The shaking actually began around 7:30 a.m. Tuesday, with a 2.7 magnitude quake.
All the quakes have been minor, and no major injuries or damage has been reported, except for some cracked walls.
North Texas has had more than 30 minor earthquakes since 2013, and some of the strongest were in November and December 2013.
In 2013, North Texas also had three 3.6-magnitude quakes: Dec. 8 north of Azle, Nov. 28 north of Mineral Wells and Nov. 19 northwest of Azle.
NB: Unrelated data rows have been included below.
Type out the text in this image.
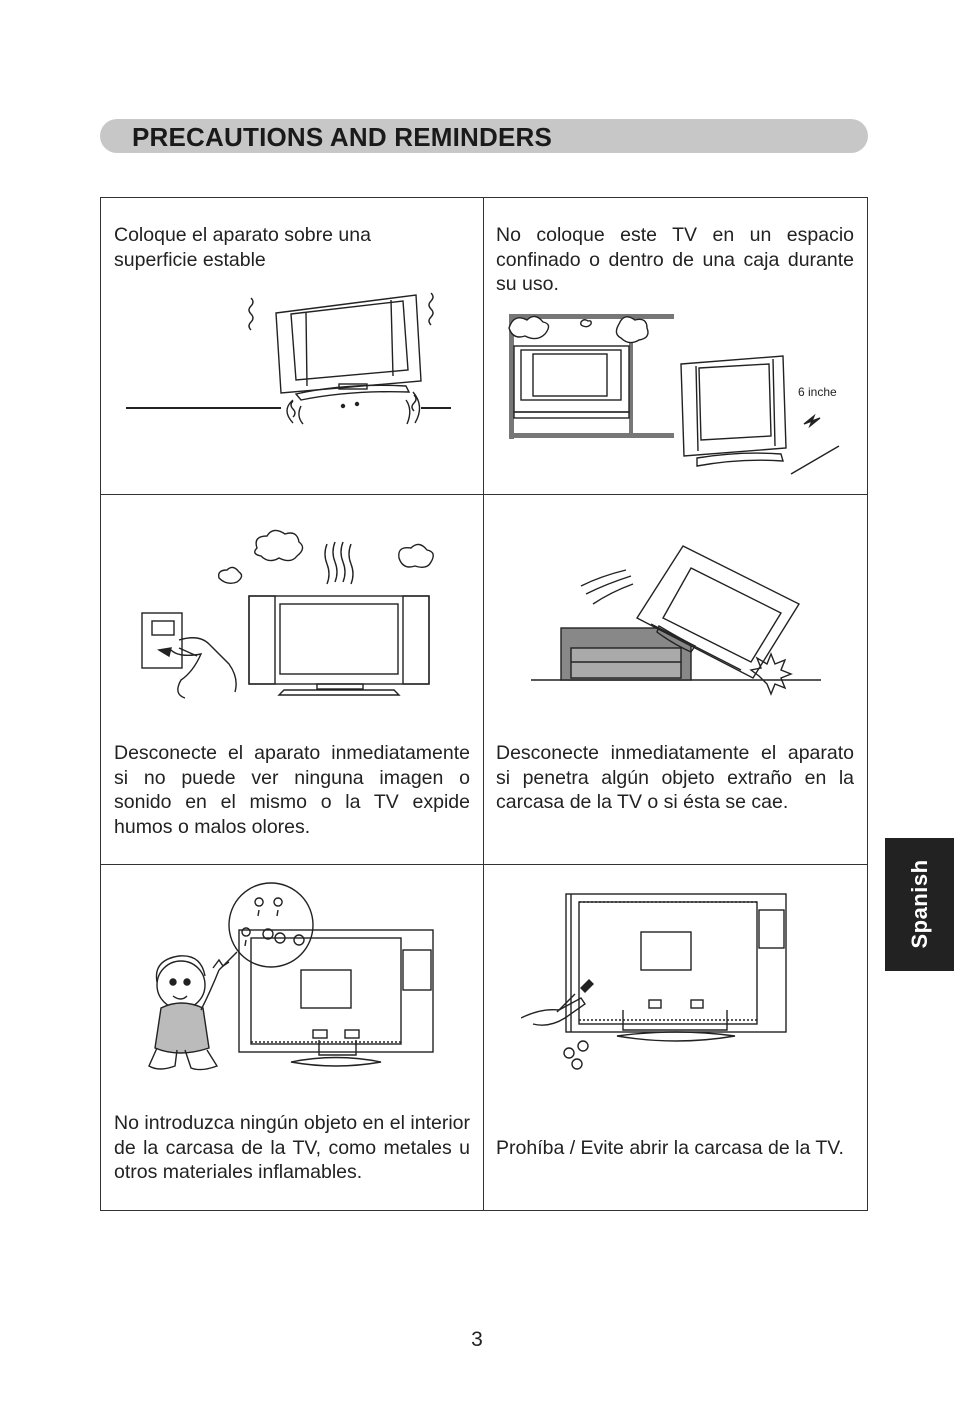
PRECAUTIONS AND REMINDERS

Coloque el aparato sobre una superficie estable

No coloque este TV en un espacio confinado o dentro de una caja durante su uso.

6 inche

Desconecte el aparato inmediatamente si no puede ver ninguna imagen o sonido en el mismo o la TV expide humos o malos olores.

Desconecte inmediatamente el aparato si penetra algún objeto extraño en la carcasa de la TV o si ésta se cae.

No introduzca ningún objeto en el interior de la carcasa de la TV, como metales u otros materiales inflamables.

Prohíba / Evite abrir la carcasa de la TV.

Spanish
3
Researchers from the Southern Methodist University seismology program were to begin installing another seismograph in Irving on Monday to help explain the increase in quakes. The Irving area already had two seismographs.
SMU seismology professor Brian Stump will be among experts scheduled to brief the Irving City Council on Jan. 15.
The SMU scientists have about 20 seismic monitors collecting data focusing on a 5- to 6-mile stretch near Azle and Reno.
Staff writers Drew Davison and Domingo Ramirez Jr. contributed to this report, which includes material from the Star-Telegram archives.
3.1 magnitude, 12:59 a.m. Wednesday, 2 miles north-northeast of Irving.
2.7 magnitude, 10:12 p.m., 2 miles northeast of Irving.
2.4 magnitude, 10:05 p.m., 2 miles north-northeast of Irving.
1.7 magnitude, 9:52 p.m., 4 miles northeast of Irving.
2.7 magnitude, 8:12 p.m., 2 miles northeast of Irving.
2.9 magnitude, 8:11 p.m,. 3 miles east-northeast of Irving.
3.6 magnitude, 6:52 p.m., 4 miles east-northeast of Irving.
3.5 magnitude, 3:10 p.m., 3 miles east-northeast of Irving.
2.3 magnitude, 7:37 a.m., 2 miles northeast of Irving.